Requirement of the reserve drugs indicates poor program.  

What are the guidelines for treatment of TB among children?

If a child is diagnosed to have tuberculosis, a full course of treatment has to be given. Children rarely suffer from smear positive disease. As a result, there are few bacilli in the lesions and no chance of resistant mutants being present. The recommended regimen is Cat III. The dose of drug has to be calculated in mg per kg body weight and given from loose drug stock. For patients with military or meningeal TB, a fourth drug, streptomycin can be added and the total duration made to 9 months.

Why is it necessary to carefully elicit history of previous treatment?

The history of previous treatment should be elicited clearly for deciding on the proper category of treatment for the patient. Otherwise, cases may be given wrong treatment that may lead to treatment failure.

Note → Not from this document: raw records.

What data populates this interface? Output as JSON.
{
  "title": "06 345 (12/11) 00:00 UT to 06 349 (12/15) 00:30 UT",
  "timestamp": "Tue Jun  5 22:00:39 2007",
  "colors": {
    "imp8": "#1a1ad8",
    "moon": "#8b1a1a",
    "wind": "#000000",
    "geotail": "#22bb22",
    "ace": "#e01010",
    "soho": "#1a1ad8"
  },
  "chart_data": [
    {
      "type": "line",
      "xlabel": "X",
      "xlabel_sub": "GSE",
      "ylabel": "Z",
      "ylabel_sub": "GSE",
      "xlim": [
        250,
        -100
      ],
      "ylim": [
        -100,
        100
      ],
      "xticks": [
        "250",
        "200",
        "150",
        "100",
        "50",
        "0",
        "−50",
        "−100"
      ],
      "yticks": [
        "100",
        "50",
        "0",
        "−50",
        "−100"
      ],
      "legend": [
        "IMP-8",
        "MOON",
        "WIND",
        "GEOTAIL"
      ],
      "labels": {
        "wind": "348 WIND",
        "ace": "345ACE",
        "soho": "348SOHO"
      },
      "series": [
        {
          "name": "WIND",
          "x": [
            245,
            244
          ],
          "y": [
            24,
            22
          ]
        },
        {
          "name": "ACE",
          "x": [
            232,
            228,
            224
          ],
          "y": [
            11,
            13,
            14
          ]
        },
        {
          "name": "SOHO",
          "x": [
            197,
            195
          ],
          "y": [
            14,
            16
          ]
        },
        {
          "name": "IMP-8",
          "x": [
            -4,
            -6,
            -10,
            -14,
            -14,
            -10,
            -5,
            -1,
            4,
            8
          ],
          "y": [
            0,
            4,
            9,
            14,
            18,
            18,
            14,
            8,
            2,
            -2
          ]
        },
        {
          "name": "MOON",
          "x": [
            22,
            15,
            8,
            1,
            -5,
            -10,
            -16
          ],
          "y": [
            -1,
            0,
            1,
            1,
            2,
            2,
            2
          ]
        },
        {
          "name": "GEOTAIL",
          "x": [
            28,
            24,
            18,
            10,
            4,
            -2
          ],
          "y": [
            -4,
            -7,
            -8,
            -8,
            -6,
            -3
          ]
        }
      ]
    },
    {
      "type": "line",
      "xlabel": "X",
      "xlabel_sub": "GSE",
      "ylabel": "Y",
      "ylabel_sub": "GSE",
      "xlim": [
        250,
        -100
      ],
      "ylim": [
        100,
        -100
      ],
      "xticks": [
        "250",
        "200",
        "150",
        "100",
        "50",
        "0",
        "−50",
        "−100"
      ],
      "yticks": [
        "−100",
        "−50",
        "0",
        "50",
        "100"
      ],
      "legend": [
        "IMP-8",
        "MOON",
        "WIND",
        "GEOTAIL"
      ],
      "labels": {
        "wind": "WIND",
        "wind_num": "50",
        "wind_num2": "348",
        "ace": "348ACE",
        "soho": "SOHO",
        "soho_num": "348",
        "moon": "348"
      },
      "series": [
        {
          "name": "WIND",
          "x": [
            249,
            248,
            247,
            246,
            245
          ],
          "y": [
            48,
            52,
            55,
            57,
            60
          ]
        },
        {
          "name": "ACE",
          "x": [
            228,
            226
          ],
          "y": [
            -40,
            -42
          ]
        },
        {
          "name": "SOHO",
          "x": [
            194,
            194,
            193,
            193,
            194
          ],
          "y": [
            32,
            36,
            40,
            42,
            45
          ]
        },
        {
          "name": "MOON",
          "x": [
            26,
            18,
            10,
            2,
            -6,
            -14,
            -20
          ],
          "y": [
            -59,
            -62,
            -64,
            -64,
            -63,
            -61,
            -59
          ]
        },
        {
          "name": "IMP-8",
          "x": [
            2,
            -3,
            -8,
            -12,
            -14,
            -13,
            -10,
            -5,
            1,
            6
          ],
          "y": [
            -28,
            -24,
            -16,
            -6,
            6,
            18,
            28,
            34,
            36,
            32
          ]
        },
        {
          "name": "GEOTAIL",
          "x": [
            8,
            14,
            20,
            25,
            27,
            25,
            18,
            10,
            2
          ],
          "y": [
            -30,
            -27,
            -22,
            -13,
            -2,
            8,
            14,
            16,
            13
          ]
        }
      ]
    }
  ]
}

How to treat TB patient also suffering from liver disease?

In chronic liver disease, 2 EHRZ / 6 HR can be given unless there is severe liver damage. If ascitis and portal hypertension are present, treat with 2 SHE / 10 HE. In case of acute hepatitis, the treatment may be deferred. If TB is serious, treat with 3 SE or 3 SE + ofloxacin followed by 6 HR when hepatitis is recovered.

What to do if jaundice develops in a case during treatment?

Stop all drugs and monitor serum transaminases. Usually treatment can be re-started with the same regimen after the serum levels of transaminases return to normal. In serious cases, Ethambutol and Streptomycin which are least hepato-toxic can be given.

How to treat TB patients also suffering from Renal Failure?

Drugs eliminated by non-renal routes – INH, Rifampicin, Pyrazinamide and Thioamides may be given in normal doses. 2 HRZ / 4 HR is safe. Decrease dose of Streptomycin & Ethambutol and adjust by renal function tests.

What are the general guidelines for treatment among HIV positive TB patients?

Same regimen is used, as for HIV negative TB cases, since sputum conversion rates and cure rates are similar if effective chemotherapy is given. However, the treatment in Continuation Phase should also be fully supervised since lower rates of adherence and higher fatality rates have been observed among such patients.